A ‘Howl’ for Allen Ginsberg

by David Scott

Some editorial poesy, with apologies to the American poet Allen Ginsberg, who died on April 5, at the age of 70:

“We see the best minds of our generation destroyed by the madness of living in a society without moral guardrails; Starving for the food that will last but not knowing it; Hysterical with too much entertainment; trafficking in angels and athletes, naked bodies and soulless sex. Their anger and miscellaneous emotion manufactured and manipulated by TV. Dragging themselves eyeless over the poor in the still–negro streets at dawn looking to fix some addiction or dysfunction. Dressed in khakis and Nikes, drinking Diet Cokes and expressing themselves terminally, badly, all over the place— in best–selling memoirs of their affairs with their fathers, in talk–show confessionals and courtrooms. Self–consumed solipsists all fired up to make connections and calling it heaven.”

To put it a different way:

We see the ideals of Ginsberg and the Beat generation—sex, drugs, self-revelation, and rejection of all rules and societal expectations—as having become the agenda and the backbeat of late–century American consumer culture.

The talking heads and gray flannel skeletons of Corporate America, so derided by the Beats, now make movies about them, repackage their books as grunge soul food for a new lost generation of “slackers” and “cyber–punks.” Beat skepticism is taught on the tenure track at elite academies such as Stanford, which a few years ago gave Ginsberg a million bucks for his archives.

ginsberg1In their idealistic flight from what they saw as soul–deadening conformity to suburban culture, the Beats started down a peculiar road of American religious ferment trod before them by transcendentalists, millenarians, and spiritualists.

Jack Kerouac, author of the classic, On the Road, coined the phrase for what they were all about, saying that “Beat” stood for “beatific,” as in waiting for “God to show His face.” Ginsberg, too, preached a kind of doctrine of salvation, warning that “unless the material power of America were leavened by some kind of spiritual infusion, we would wind up among ‘the fabled damned.’”

They rejected the tyranny of all institutions, traditions and “organized religion,” and in their stead erected a universe of many gods, as many gods as there are individuals, because everyone became his or her own god.

But the “god” of radical individualism has become a tyrant like no other, demanding nothing less than that all codes of behavior bow down before its imperial “I.”
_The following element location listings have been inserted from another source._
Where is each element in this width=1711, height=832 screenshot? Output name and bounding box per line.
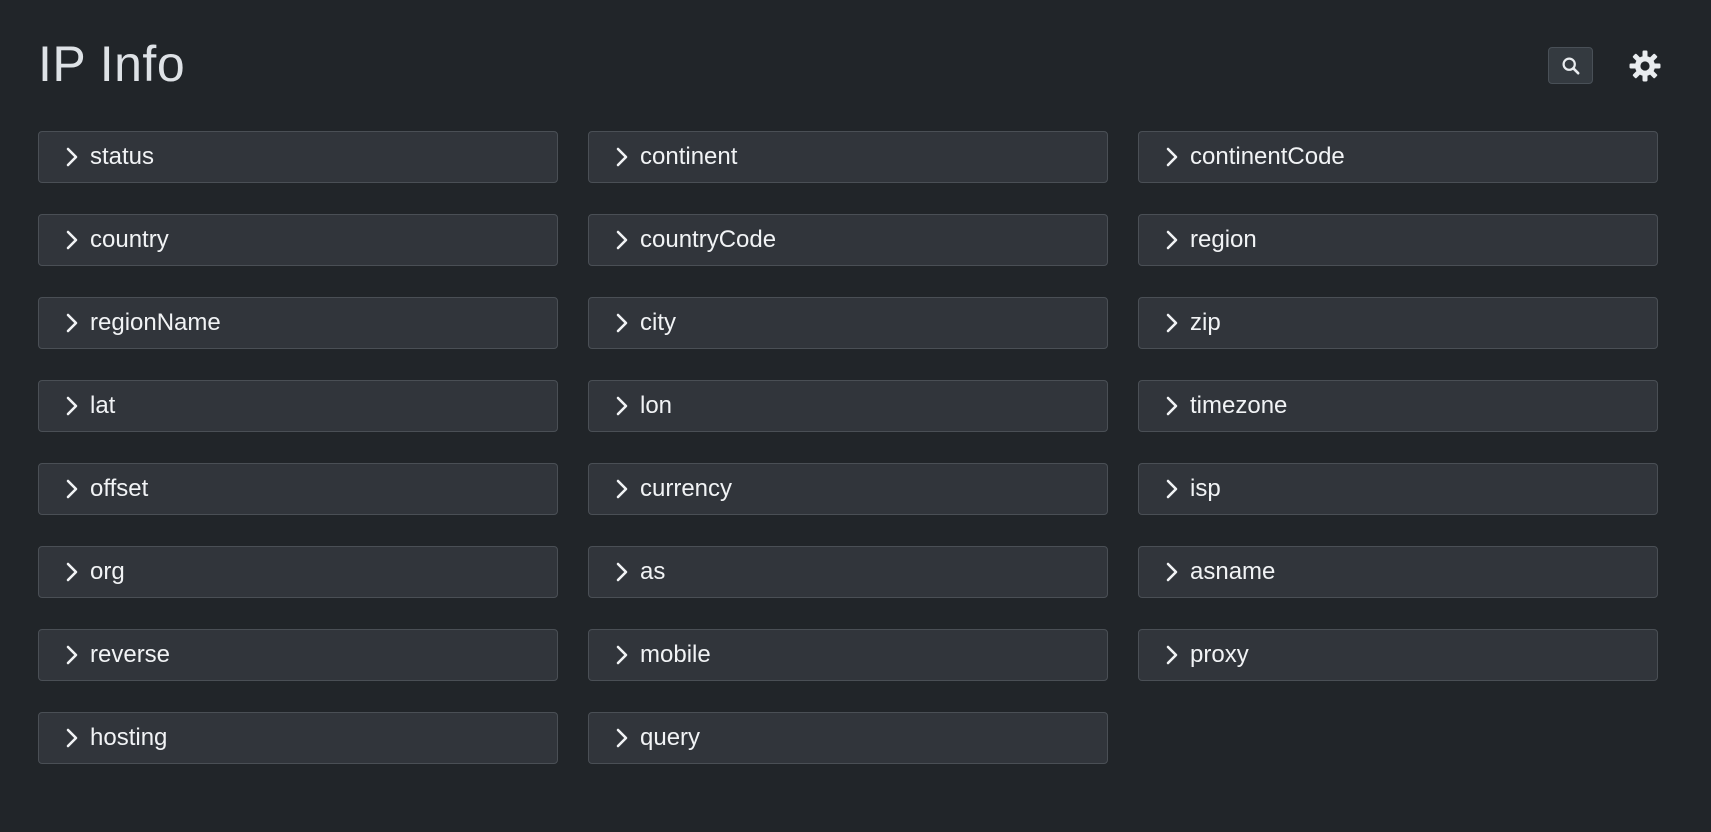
chevron-right-icon [64, 726, 80, 750]
field-item-org[interactable]: org [38, 546, 558, 598]
chevron-right-icon [614, 228, 630, 252]
field-label: isp [1190, 475, 1221, 502]
field-item-lat[interactable]: lat [38, 380, 558, 432]
field-label: country [90, 226, 169, 253]
field-label: asname [1190, 558, 1276, 585]
field-item-country[interactable]: country [38, 214, 558, 266]
field-label: continent [640, 143, 738, 170]
chevron-right-icon [614, 394, 630, 418]
field-label: timezone [1190, 392, 1288, 419]
chevron-right-icon [1164, 560, 1180, 584]
sun-icon [1628, 49, 1662, 83]
chevron-right-icon [64, 145, 80, 169]
field-label: offset [90, 475, 149, 502]
field-grid: status continent continentCode country count… [38, 131, 1658, 764]
search-button[interactable] [1548, 47, 1593, 84]
chevron-right-icon [1164, 643, 1180, 667]
field-item-as[interactable]: as [588, 546, 1108, 598]
field-item-query[interactable]: query [588, 712, 1108, 764]
header: IP Info [38, 0, 1661, 130]
chevron-right-icon [614, 145, 630, 169]
field-item-continentCode[interactable]: continentCode [1138, 131, 1658, 183]
field-item-offset[interactable]: offset [38, 463, 558, 515]
field-label: continentCode [1190, 143, 1345, 170]
chevron-right-icon [614, 726, 630, 750]
field-item-isp[interactable]: isp [1138, 463, 1658, 515]
chevron-right-icon [64, 228, 80, 252]
chevron-right-icon [64, 643, 80, 667]
field-label: mobile [640, 641, 711, 668]
field-item-lon[interactable]: lon [588, 380, 1108, 432]
chevron-right-icon [1164, 477, 1180, 501]
field-label: lat [90, 392, 116, 419]
chevron-right-icon [614, 643, 630, 667]
field-label: countryCode [640, 226, 777, 253]
field-item-asname[interactable]: asname [1138, 546, 1658, 598]
field-label: query [640, 724, 701, 751]
field-label: reverse [90, 641, 171, 668]
chevron-right-icon [1164, 228, 1180, 252]
search-icon [1561, 56, 1581, 76]
field-label: region [1190, 226, 1257, 253]
chevron-right-icon [64, 394, 80, 418]
field-label: as [640, 558, 666, 585]
chevron-right-icon [64, 311, 80, 335]
field-label: currency [640, 475, 733, 502]
field-label: org [90, 558, 125, 585]
field-item-timezone[interactable]: timezone [1138, 380, 1658, 432]
chevron-right-icon [1164, 311, 1180, 335]
field-item-continent[interactable]: continent [588, 131, 1108, 183]
field-label: city [640, 309, 676, 336]
field-item-reverse[interactable]: reverse [38, 629, 558, 681]
field-item-countryCode[interactable]: countryCode [588, 214, 1108, 266]
field-label: proxy [1190, 641, 1249, 668]
field-item-regionName[interactable]: regionName [38, 297, 558, 349]
field-label: lon [640, 392, 673, 419]
chevron-right-icon [1164, 394, 1180, 418]
field-item-proxy[interactable]: proxy [1138, 629, 1658, 681]
field-item-mobile[interactable]: mobile [588, 629, 1108, 681]
field-item-currency[interactable]: currency [588, 463, 1108, 515]
chevron-right-icon [614, 311, 630, 335]
field-label: status [90, 143, 155, 170]
page-title: IP Info [38, 36, 186, 92]
chevron-right-icon [64, 560, 80, 584]
chevron-right-icon [614, 560, 630, 584]
field-label: hosting [90, 724, 168, 751]
field-item-hosting[interactable]: hosting [38, 712, 558, 764]
field-item-region[interactable]: region [1138, 214, 1658, 266]
field-item-city[interactable]: city [588, 297, 1108, 349]
field-item-zip[interactable]: zip [1138, 297, 1658, 349]
field-label: regionName [90, 309, 221, 336]
field-item-status[interactable]: status [38, 131, 558, 183]
chevron-right-icon [614, 477, 630, 501]
chevron-right-icon [1164, 145, 1180, 169]
theme-toggle-button[interactable] [1623, 44, 1667, 88]
chevron-right-icon [64, 477, 80, 501]
field-label: zip [1190, 309, 1221, 336]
For all their railing against the “System,” the Beats were too self-absorbed to be of any help to the poor, too morally unserious to reform the CIA, the White House or Wall Street. Instead, the Beats got drunk and shot up, shot arrows through their wives’ heads, sought sex and more sex, bought abortions; and, when they brought children into the world, could not be bothered with the bourgeois convention of raising them. Ginsberg himself was so screwed up that in his later years he was defending “man–boy love” as a free-speech issue, as if it didn’t mean grown men exploiting kids as sex toys.

Yet instead of remembering the Beat generation as a cautionary tale of what happens when a holy impulse goes awry, today’s conglomerate–driven pop culture is cashing in. Doing anything to keep the registers ringing in the great bazaar of consumer America, regardless of the collateral damage reckoned in ruined lives and lost futures.

It’s enough to make you want to howl.